Third, and perhaps most important, is speakers for some reason often give up valuable negotiation positions right out of the gate with their payment terms. I’ve seen speakers offer, in their initial proposal, payment terms of ‘half now, half 30 days prior to the event’ of something similar. For the love of god and your bottom line, why?? Think as a business owner: Is money better off collecting interest in your bank account or theirs? This is why we establish the best position to start off with in our payment terms of ‘full fee due upon execution of this document to secure the date on my calendar.’ If the buyer can’t/won’t pay full fee up front, now you have leverage you wouldn’t have if you start negotiating from a weaker position. Of course I’m willing to accept less-advantageous payment terms for my speaking gigs, but you better believe I’m asking for something in return (testimonials, guaranteed referrals, extra nights on site, etc.).

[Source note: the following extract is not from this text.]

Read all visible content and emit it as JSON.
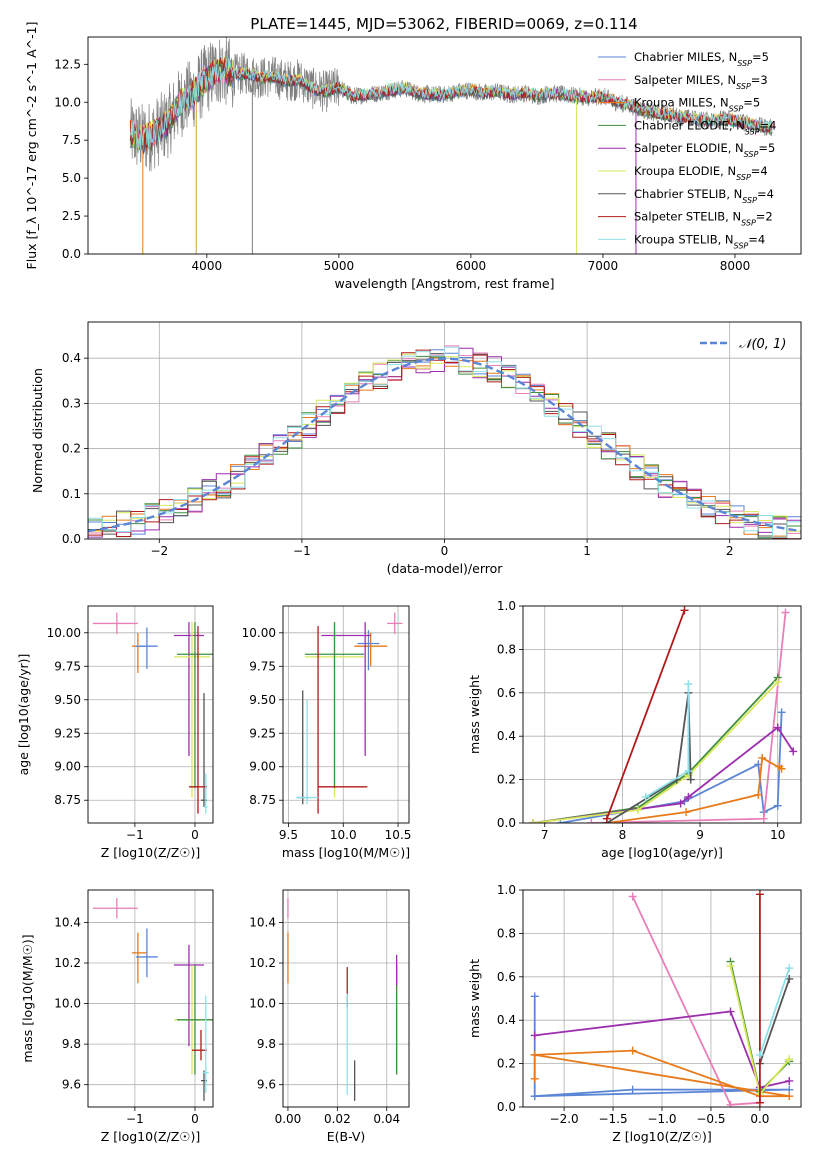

Fourth, speakers are usually horrendous at driving scarcity and immediacy with their keynote sale. ‘Whenever you get around to making a decision, let me know,’ is a great way to live feast-to-famine in a business model. Personally, I want to know whether those event dates are locked in or whether I can release them sooner, rather than later. To achieve that in the proposal itself, we offer to place a ‘soft hold’ on those event dates until X date when they expect to make a decision (more on that below). This accomplishes two things: Lets buyers know I am a professional and respect my time and theirs, and gives me a reason to reach out before and on X decision date to follow up.
Finally, speaker proposals often don’t have a clearly defined call-to-action that gets payment in the mail (usually the case with discussion document-type proposals). Speakers will sometimes write, ‘please let me know if you have any questions and we’ll look forward to hearing from you.’ That’s a lovely way to write a proposal if you’re running a heavily subsidized non-profit, but if you’re running a business, make the decision simple and obvious: Sign here, send money there by X date.
After The Proposal
After the proposal is sent, there’s really only one step we want the buyer to take – sign it and return it to us along with payment. Unfortunately, many speakers lengthen their closing process by not setting themselves up for success after the proposal is sent.
During the sales conversation, we always ask when they’ll be locking in a speaker for the event we’re discussing, so we can get their proposal to them in plenty of time for review. That date also determines our follow-up date. About a week prior to their ‘decision date’, we ensure our CRM tags us to reach out via phone to our decision maker so we can answer any questions, ensure they have all they need to make a decision, etc. While some may consider that as a pushy move (if so, you must be new to Speaker Sales Systems), we’ve more often gotten the feedback of ‘Oh, thanks for reminding me – XYZ came up but I’ll get that proposal back to you today!’
Sweet music to any professional speaker’s ears. While proposals aren’t sexy in and of themselves – if they’re well done they generate more impact and income for speakers. That, my friends, is as sexy as it gets.